WhiTTey Ford

Ich bin ja mit Whitey Ford nie so richtig warm geworden. Also nicht falsch verstehen, ist schon ein tolles Rennrad, aber meine Vorfreude während der Warte- bzw. Lieferzeit war dann eben schnell weg wegen all der Kleinigkeiten, die immer und immer wieder auftraten. Sei es das von Anfang an verbogene Schaltauge, dass sich der Schaltwerk eine Woche vor Rad am Ring 2023 wegen eines Softwarefehlers verabschiedet und hat und ausgetauscht werden musste und und und... naja. Ist eben so.

Als dann letztes Jahr der Silver Surfer einzog fiel meine Wahl, ob ich nun das Bike oder Blackie Lawless verkaufe nicht besonders schwer. Wollte halt nur keiner haben, nur um es loszuwerden es für einen Spottpreis rauszuhauen kam für mich aber auch nicht in Frage. Seitdem stand es hier monatelang ungenutzt herum.

Vor ein paar Wochen hab ich dann doch mal die Lager der hohen Laufräder wechseln lassen und einen günstigen Auflieger besorgt, einfach ums mal auszuprobieren, dem Bike nochmal eine Chance zu geben und es von den anderen beiden abzusetzen. Und was soll ich sagen: das macht gerade gut Spaß!

Überlege jetzt noch, ob und wieviel ich noch investieren möchte, ein richtiges TT-Bike wird es ja sowieso nie werden: Blips wären wohl sinnvoll um auch in der Aero-Position schalten zu können. Für SRAM Rival habe ich Aftermarket-Kettenblätter bis 54t zu einem vernünftigen Preis gefunden, wäre auch eine Überlegung wert. Ein TT-Lenker wäre nice, erfordert aber wohl auch neue Bremshebel, also vielleicht als Mittelweg ein etwas aerodynamischeres Cockpit. Vielleicht die Spacer raus, kürzer Vorbau... es gibt Möglichkeiten. We'll see.

Jenny Erpenbeck

Kairos

4

Kann man ein Buch (nur) als gelungen bezeichnen, wenn es Emotionen in einem auslöst? Mir fallen spontan zwei Romane ein, die ich nicht zu Ende gelesen habe weil sich nichts in mir regte, die aber im Allgemeinen als Klassiker gelten.

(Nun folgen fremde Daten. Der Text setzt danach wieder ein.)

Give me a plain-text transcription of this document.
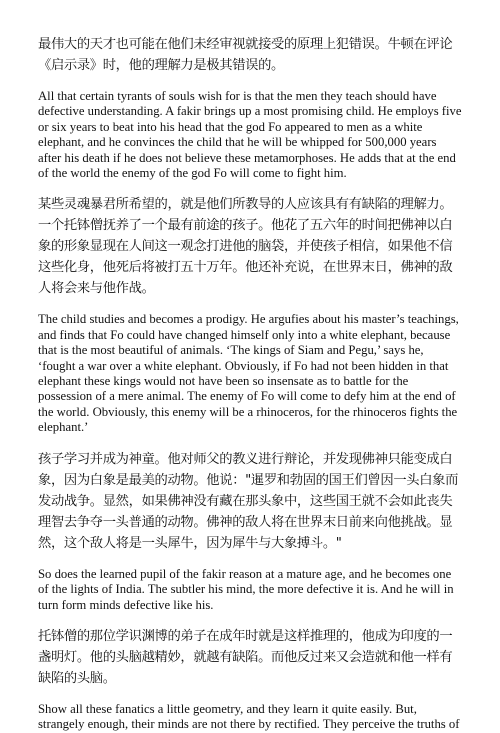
最伟大的天才也可能在他们未经审视就接受的原理上犯错误。牛顿在评论《启示录》时，他的理解力是极其错误的。

All that certain tyrants of souls wish for is that the men they teach should have defective understanding. A fakir brings up a most promising child. He employs five or six years to beat into his head that the god Fo appeared to men as a white elephant, and he convinces the child that he will be whipped for 500,000 years after his death if he does not believe these metamorphoses. He adds that at the end of the world the enemy of the god Fo will come to fight him.

某些灵魂暴君所希望的，就是他们所教导的人应该具有有缺陷的理解力。一个托钵僧抚养了一个最有前途的孩子。他花了五六年的时间把佛神以白象的形象显现在人间这一观念打进他的脑袋，并使孩子相信，如果他不信这些化身，他死后将被打五十万年。他还补充说，在世界末日，佛神的敌人将会来与他作战。

The child studies and becomes a prodigy. He argufies about his master’s teachings, and finds that Fo could have changed himself only into a white elephant, because that is the most beautiful of animals. ‘The kings of Siam and Pegu,’ says he, ‘fought a war over a white elephant. Obviously, if Fo had not been hidden in that elephant these kings would not have been so insensate as to battle for the possession of a mere animal. The enemy of Fo will come to defy him at the end of the world. Obviously, this enemy will be a rhinoceros, for the rhinoceros fights the elephant.’

孩子学习并成为神童。他对师父的教义进行辩论，并发现佛神只能变成白象，因为白象是最美的动物。他说："暹罗和勃固的国王们曾因一头白象而发动战争。显然，如果佛神没有藏在那头象中，这些国王就不会如此丧失理智去争夺一头普通的动物。佛神的敌人将在世界末日前来向他挑战。显然，这个敌人将是一头犀牛，因为犀牛与大象搏斗。"

So does the learned pupil of the fakir reason at a mature age, and he becomes one of the lights of India. The subtler his mind, the more defective it is. And he will in turn form minds defective like his.

托钵僧的那位学识渊博的弟子在成年时就是这样推理的，他成为印度的一盏明灯。他的头脑越精妙，就越有缺陷。而他反过来又会造就和他一样有缺陷的头脑。

Show all these fanatics a little geometry, and they learn it quite easily. But, strangely enough, their minds are not there by rectified. They perceive the truths of
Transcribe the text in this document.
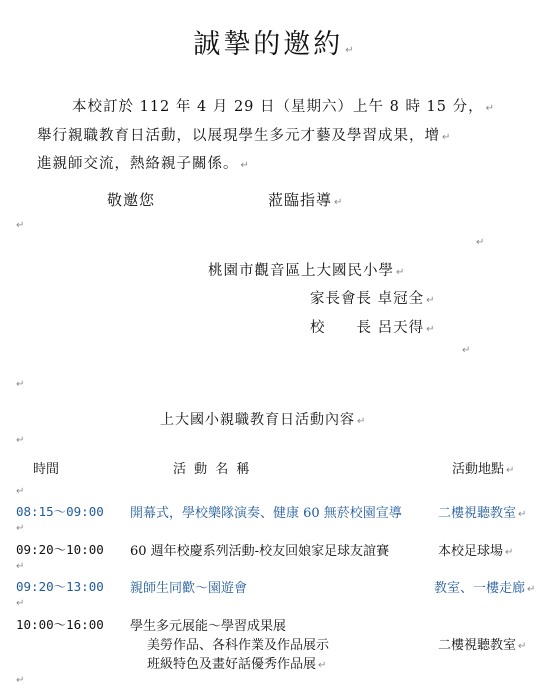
誠摯的邀約 ↵
本校訂於 112 年 4 月 29 日（星期六）上午 8 時 15 分， ↵
舉行親職教育日活動，以展現學生多元才藝及學習成果，增 ↵
進親師交流，熱絡親子關係。 ↵
敬邀您	蒞臨指導 ↵
↵
↵
桃園市觀音區上大國民小學 ↵
家長會長 卓冠全 ↵
校　　長 呂天得 ↵
↵
↵
上大國小親職教育日活動內容 ↵
↵
時間	活 動 名 稱	活動地點 ↵
↵
08:15～09:00 開幕式，學校樂隊演奏、健康 60 無菸校園宣導	二樓視聽教室 ↵
↵
09:20～10:00 60 週年校慶系列活動-校友回娘家足球友誼賽	本校足球場 ↵
↵
09:20～13:00 親師生同歡～園遊會	教室、一樓走廊 ↵
↵
10:00～16:00 學生多元展能～學習成果展
美勞作品、各科作業及作品展示	二樓視聽教室 ↵
班級特色及畫好話優秀作品展 ↵
↵
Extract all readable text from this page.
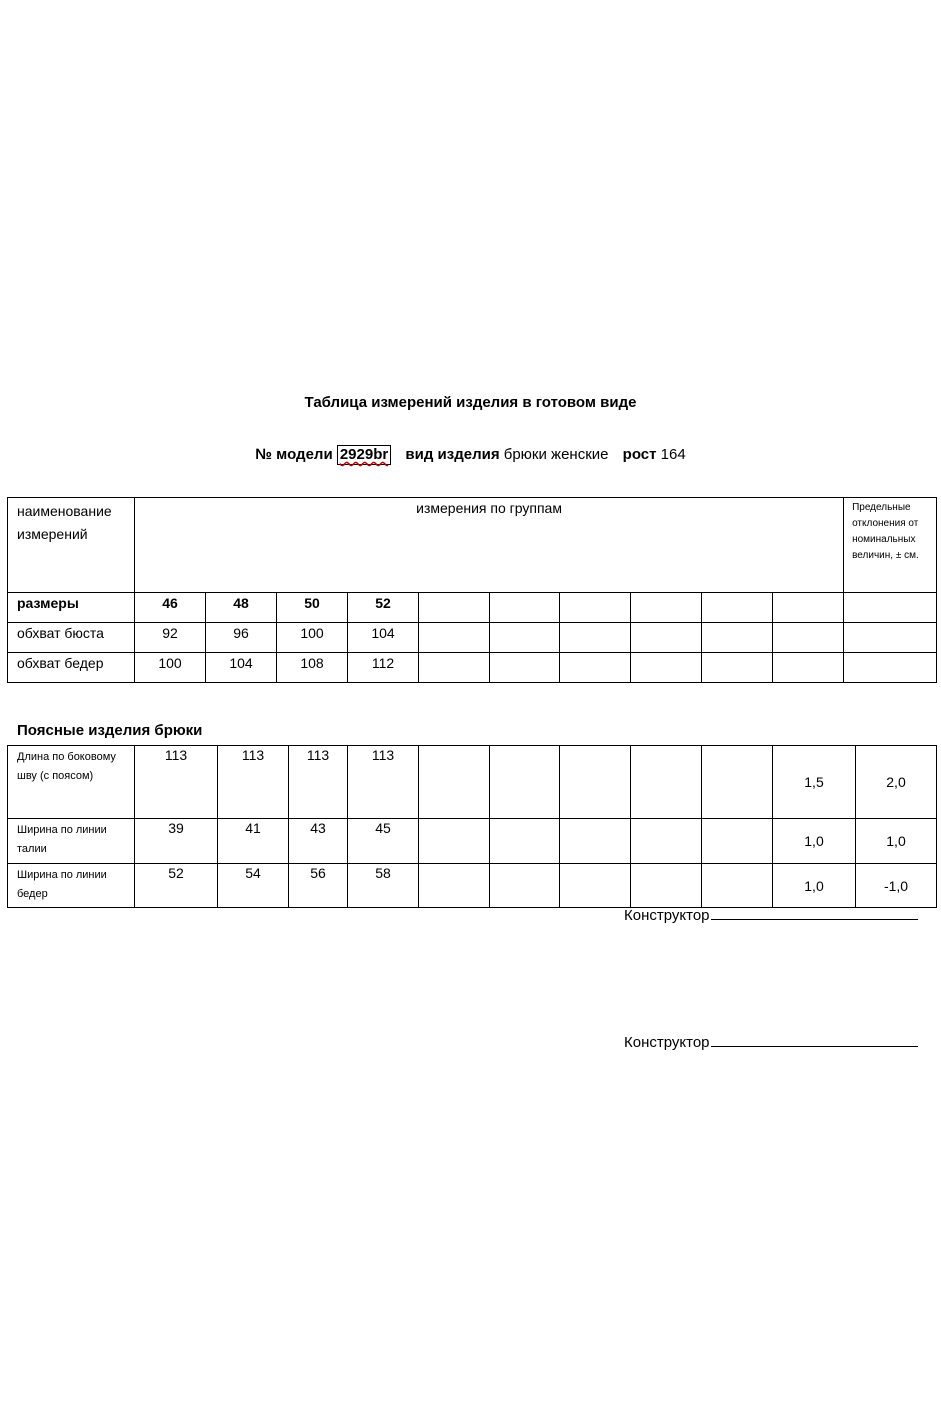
Таблица измерений изделия в готовом виде
№ модели 2929br вид изделия брюки женские рост 164
наименование измерений	измерения по группам										Предельные отклонения от номинальных величин, ± см.
размеры	46	48	50	52							
обхват бюста	92	96	100	104							
обхват бедер	100	104	108	112							
Поясные изделия брюки
Длина по боковому шву (с поясом)	113	113	113	113						1,5	2,0
Ширина по линии талии	39	41	43	45						1,0	1,0
Ширина по линии бедер	52	54	56	58						1,0	-1,0
Конструктор
Конструктор
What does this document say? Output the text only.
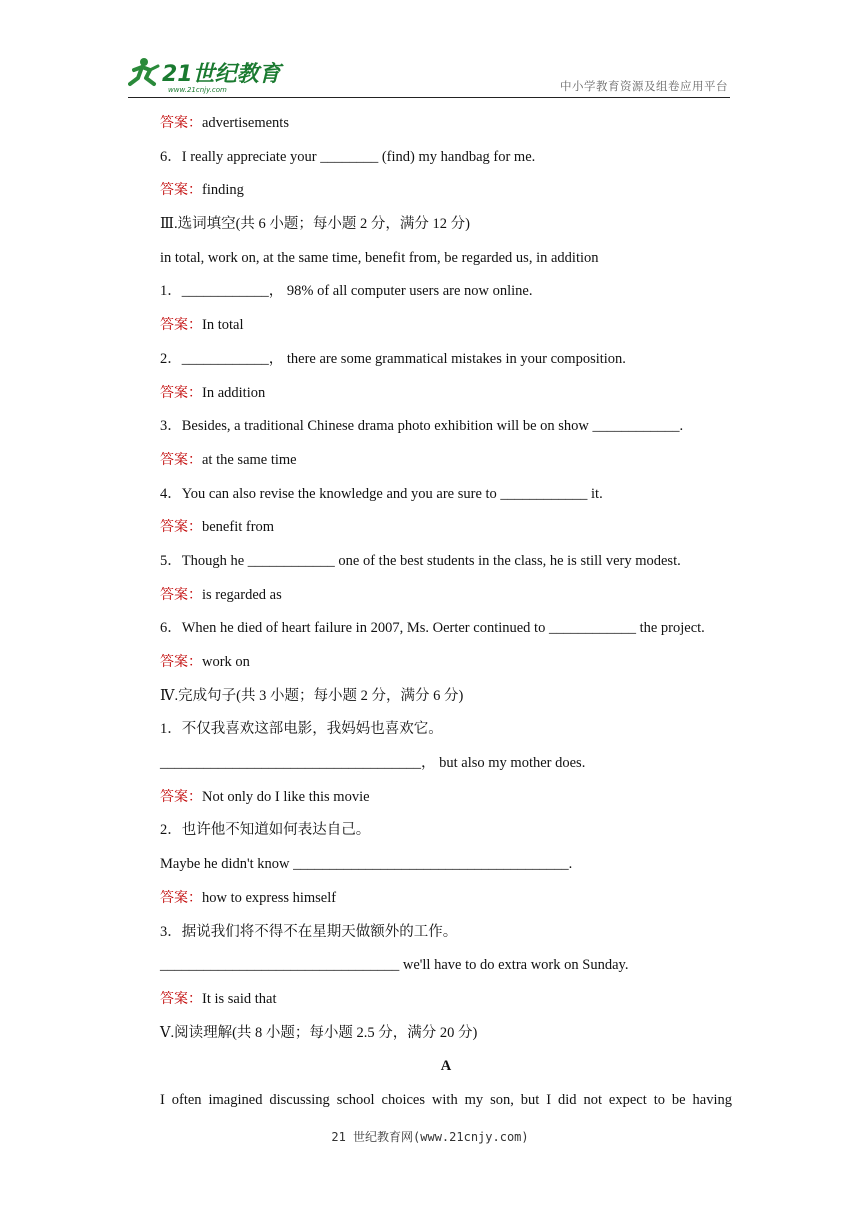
21世纪教育
www.21cnjy.com	中小学教育资源及组卷应用平台
答案：advertisements
6．I really appreciate your ________ (find) my handbag for me.
答案：finding
Ⅲ.选词填空(共 6 小题；每小题 2 分，满分 12 分)
in total, work on, at the same time, benefit from, be regarded us, in addition
1．____________， 98% of all computer users are now online.
答案：In total
2．____________， there are some grammatical mistakes in your composition.
答案：In addition
3．Besides, a traditional Chinese drama photo exhibition will be on show ____________.
答案：at the same time
4．You can also revise the knowledge and you are sure to ____________ it.
答案：benefit from
5．Though he ____________ one of the best students in the class, he is still very modest.
答案：is regarded as
6．When he died of heart failure in 2007, Ms. Oerter continued to ____________ the project.
答案：work on
Ⅳ.完成句子(共 3 小题；每小题 2 分，满分 6 分)
1．不仅我喜欢这部电影，我妈妈也喜欢它。
____________________________________， but also my mother does.
答案：Not only do I like this movie
2．也许他不知道如何表达自己。
Maybe he didn't know ______________________________________.
答案：how to express himself
3．据说我们将不得不在星期天做额外的工作。
_________________________________ we'll have to do extra work on Sunday.
答案：It is said that
Ⅴ.阅读理解(共 8 小题；每小题 2.5 分，满分 20 分)
A
I often imagined discussing school choices with my son, but I did not expect to be having
21 世纪教育网(www.21cnjy.com)
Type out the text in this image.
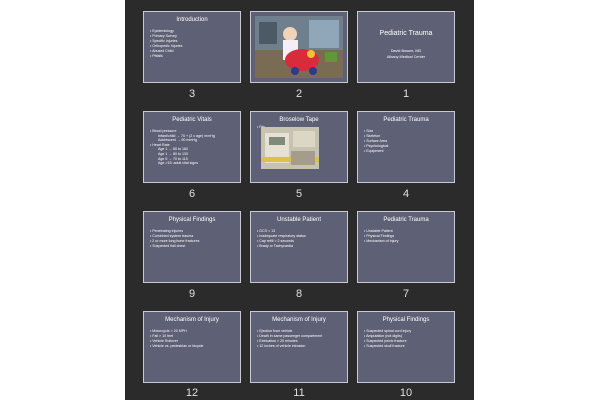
Introduction
• Epidemiology
• Primary Survey
• Specific Injuries
• Orthopedic Injuries
• Abused Child
• Pitfalls
3	2
Pediatric Trauma
David Bosum, MD
Albany Medical Center
1
Pediatric Vitals
• Blood pressure
Infant/child → 70 + (2 x age) mmHg
Adolescent → 90 mmHg
• Heart Rate
Age 1 → 80 to 160
Age 1 → 80 to 130
Age 5 → 70 to 115
Age >15: adult vital signs
6
Broselow Tape
•
5
Pediatric Trauma
• Size
• Skeleton
• Surface Area
• Psychological
• Equipment
4
Physical Findings
• Penetrating injuries
• Combined system trauma
• 2 or more long bone fractures
• Suspected flail chest
9
Unstable Patient
• GCS < 13
• Inadequate respiratory status
• Cap refill > 2 seconds
• Brady or Tachycardia
8
Pediatric Trauma
• Unstable Patient
• Physical Findings
• Mechanism of Injury
7
Mechanism of Injury
• Motorcycle > 20 MPH
• Fall > 10 feet
• Vehicle Rollover
• Vehicle vs. pedestrian or bicycle
12
Mechanism of Injury
• Ejection from vehicle
• Death in same passenger compartment
• Extrication > 20 minutes
• 12 inches of vehicle intrusion
11
Physical Findings
• Suspected spinal cord injury
• Amputation (not digits)
• Suspected pelvic fracture
• Suspected skull fracture
10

Die Prämisse von Kairos ist eigentlich simpel: in den 80ern der DDR begegnen sich die neunzehnjährige Katharina und der deutlich ältere Hans und kommen in den nächsten Jahren nicht voneinander los. Vor allem begegnen, vielleicht auch verlieben, wie die beiden immer wieder beteuern. Und liest sich das am Anfang noch alles schön und mit Schmetterlingen im Bauch, so überwiegt zum Ende hin bei mir Mitgefühl. Mitgefühl für Katharina, die sich nicht lösen kann. Wut über die ganze Situation, in der die beiden, aber gerade Katharina sich gebracht hat. Und über alledem wirklicher, ehrlicher Hass auf Hans, ein toxischer, manipulativer, alter weißer Mann, der es zu keiner Sekunde verdient hat, dass ihn überhaupt jemand liebt.

Kairos ist für mich kein schönes, aber ein sehr gutes Buch. Schon das zweite hintereinander, bei dem meine Emotionen für die Handlung ziemlich überwältigend sind. Vier von fünf Kassetten.

Lionel Shriver

Wir müssen über Kevin reden

4.5

Ich weiß nicht wann mich das letzte Mal ein Buch und dessen Charaktere so mitgenommen haben. Klar, man mag sie, hasst sie vielleicht, findet sie unsympathisch oder kann sich mit ihnen teilweise identifizieren, möchte ihnen zurufen oder sie anschreien... alles schon vorgekommen. Aber nicht so wie in diesem Buch. Wenn ich es mit einem Wort beschreiben müsste, dann wäre es glaubhaft.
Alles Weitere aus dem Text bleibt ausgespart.